MHP'nin varlığını "yok edilmesi gereken bir düşman"a bağlama alışkanlığı zihinsel tembelliğin bir yansımasıdır. Büyük umutlar bağlanan ve ülkeyi yıllarca yöneten partilerin yok olduğu bir ülkede MHP'nin hâlâ bütün canlılığı ve etkinliğiyle varlığını sürdürüyor olması üzerinde düşünülmesi gereken bir olgudur. Dağı belki farkında değil ama bütün olumsuz değer yüklemelerinin yanında "Aslında MHP 'milliyetçiliği' yeniden yorumlamaya devam ediyor," diyerek önemli bir tespitte bulunmuş. Bunu da kendince olumsuz bir biçimde yorumlamaya çalışmış. "Bir zamanlar, Soğuk Savaş yıllarında milliyetçilik anti-komünizmdi. 1990'larda PKK'ya karşı siyasal ve toplumsal direnişin adı, adresi haline getirilmeye çalışıldı MHP. Ancak son yıllarda Kürt sorunundan beslenen bir milliyetçilik de işlevsiz hale geldi. Ardından, muhafazakâr hareketlerin yükselişine karşı kendini yeniden tanımlayan laikçi-ulusalcı bir milliyetçilik çıktı karşımıza." Öncelikle yazarın anlayamadığı veya ideolojik bakışın körleştirdiği zihniyeti komünizmin sadece milliyetçiliğin değil gazetelerinde yazdığı cemaatin liderinin de, AP, DP, MSP gibi partilerin de anti-komünizm üzerinde kendilerini konumlandırdıkları gerçeğidir. Ama bir farkla ki diğer dini ve siyasi hareketler "dinsiz komünistler" düzleminden hareket ederken Türk milliyetçiliği önceliği Türkiye'nin varoluşuna yönelen saldırıya karşı motive olmuştu.

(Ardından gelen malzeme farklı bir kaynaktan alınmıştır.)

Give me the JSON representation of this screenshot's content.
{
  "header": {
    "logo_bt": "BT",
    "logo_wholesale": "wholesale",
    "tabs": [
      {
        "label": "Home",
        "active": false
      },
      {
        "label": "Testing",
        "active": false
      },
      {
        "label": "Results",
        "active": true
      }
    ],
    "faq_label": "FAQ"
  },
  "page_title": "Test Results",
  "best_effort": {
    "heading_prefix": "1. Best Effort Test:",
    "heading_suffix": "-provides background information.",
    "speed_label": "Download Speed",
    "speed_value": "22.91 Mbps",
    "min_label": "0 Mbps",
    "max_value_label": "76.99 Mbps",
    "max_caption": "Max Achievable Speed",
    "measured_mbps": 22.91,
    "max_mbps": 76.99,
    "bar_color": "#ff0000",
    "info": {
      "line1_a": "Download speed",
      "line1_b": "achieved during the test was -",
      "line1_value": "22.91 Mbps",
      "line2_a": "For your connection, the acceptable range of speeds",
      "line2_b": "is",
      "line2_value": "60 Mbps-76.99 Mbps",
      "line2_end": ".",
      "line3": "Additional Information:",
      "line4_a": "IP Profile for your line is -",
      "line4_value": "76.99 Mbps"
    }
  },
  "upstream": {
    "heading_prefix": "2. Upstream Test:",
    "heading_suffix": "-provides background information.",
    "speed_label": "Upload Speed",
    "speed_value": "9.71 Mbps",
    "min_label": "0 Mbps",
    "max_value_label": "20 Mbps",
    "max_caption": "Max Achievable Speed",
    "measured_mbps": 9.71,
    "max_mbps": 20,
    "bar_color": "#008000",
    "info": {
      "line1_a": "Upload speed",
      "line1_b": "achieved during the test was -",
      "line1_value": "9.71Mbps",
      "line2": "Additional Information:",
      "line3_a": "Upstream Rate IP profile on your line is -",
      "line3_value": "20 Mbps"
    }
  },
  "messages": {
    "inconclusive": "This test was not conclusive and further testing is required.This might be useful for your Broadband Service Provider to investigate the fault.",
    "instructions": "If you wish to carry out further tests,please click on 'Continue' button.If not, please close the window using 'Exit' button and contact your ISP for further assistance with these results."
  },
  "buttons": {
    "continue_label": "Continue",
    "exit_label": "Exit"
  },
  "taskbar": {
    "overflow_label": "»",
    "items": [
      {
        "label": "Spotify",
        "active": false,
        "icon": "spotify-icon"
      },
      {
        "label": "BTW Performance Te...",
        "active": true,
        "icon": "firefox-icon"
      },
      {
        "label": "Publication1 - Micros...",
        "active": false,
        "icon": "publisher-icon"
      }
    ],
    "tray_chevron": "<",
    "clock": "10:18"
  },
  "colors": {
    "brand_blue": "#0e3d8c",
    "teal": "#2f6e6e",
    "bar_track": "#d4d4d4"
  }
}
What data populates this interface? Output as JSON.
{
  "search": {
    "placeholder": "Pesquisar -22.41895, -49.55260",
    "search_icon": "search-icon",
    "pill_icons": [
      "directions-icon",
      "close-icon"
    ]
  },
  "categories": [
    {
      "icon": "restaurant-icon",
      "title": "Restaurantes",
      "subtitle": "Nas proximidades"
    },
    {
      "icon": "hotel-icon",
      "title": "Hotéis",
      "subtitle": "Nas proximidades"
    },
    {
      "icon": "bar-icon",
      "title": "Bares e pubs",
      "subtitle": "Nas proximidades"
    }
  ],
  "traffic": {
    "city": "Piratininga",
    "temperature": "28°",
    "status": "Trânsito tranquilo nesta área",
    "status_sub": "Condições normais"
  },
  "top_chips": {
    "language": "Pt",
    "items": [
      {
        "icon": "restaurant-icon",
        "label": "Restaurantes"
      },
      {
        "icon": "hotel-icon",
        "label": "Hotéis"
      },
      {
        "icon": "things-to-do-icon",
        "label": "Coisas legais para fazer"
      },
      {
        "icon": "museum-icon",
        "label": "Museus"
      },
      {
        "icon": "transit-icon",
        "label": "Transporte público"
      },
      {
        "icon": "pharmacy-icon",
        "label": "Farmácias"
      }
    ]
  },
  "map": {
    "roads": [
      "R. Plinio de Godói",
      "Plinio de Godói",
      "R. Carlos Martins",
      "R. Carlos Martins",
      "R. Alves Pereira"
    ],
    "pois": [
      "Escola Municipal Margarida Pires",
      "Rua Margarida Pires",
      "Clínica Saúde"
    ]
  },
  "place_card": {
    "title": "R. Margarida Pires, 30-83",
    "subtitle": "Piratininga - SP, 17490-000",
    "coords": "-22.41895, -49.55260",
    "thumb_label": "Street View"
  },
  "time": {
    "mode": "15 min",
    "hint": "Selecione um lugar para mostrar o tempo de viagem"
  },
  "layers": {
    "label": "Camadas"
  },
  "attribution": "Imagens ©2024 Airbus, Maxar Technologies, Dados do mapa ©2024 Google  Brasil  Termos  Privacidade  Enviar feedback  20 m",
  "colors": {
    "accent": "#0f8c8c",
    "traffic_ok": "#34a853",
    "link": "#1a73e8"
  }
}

İkincisi, muhafazakar hareketlerin yükselişi derken MHP'yi bunun dışında tutarak kendince bir tutarlılık sağlıyor herhalde. MHP zaten muhafazakar bir partidir. Muhafazakarlığı çok önemsiyorsa bir siyaset bilimci olarak kendisi, savunduğu AKP'nin mi yoksa MHP'nin mi muhafazakar olduğunu öğrenmek için temel siyaset bilimi sözlüklerine bakması yeter.[4] MHP karşıtlığı, akademisyenliğin vasfı olan rasyonel düşünce ve sağduyuyu bu kadar mı körleştirir diye düşünmemek elde değil. Ayrıca milliyetçiliğinde aynı liberalizmdeki gibi karşı olduğu düşüncelerin, tezlerin olması kadar doğal bir durum olabilir mi?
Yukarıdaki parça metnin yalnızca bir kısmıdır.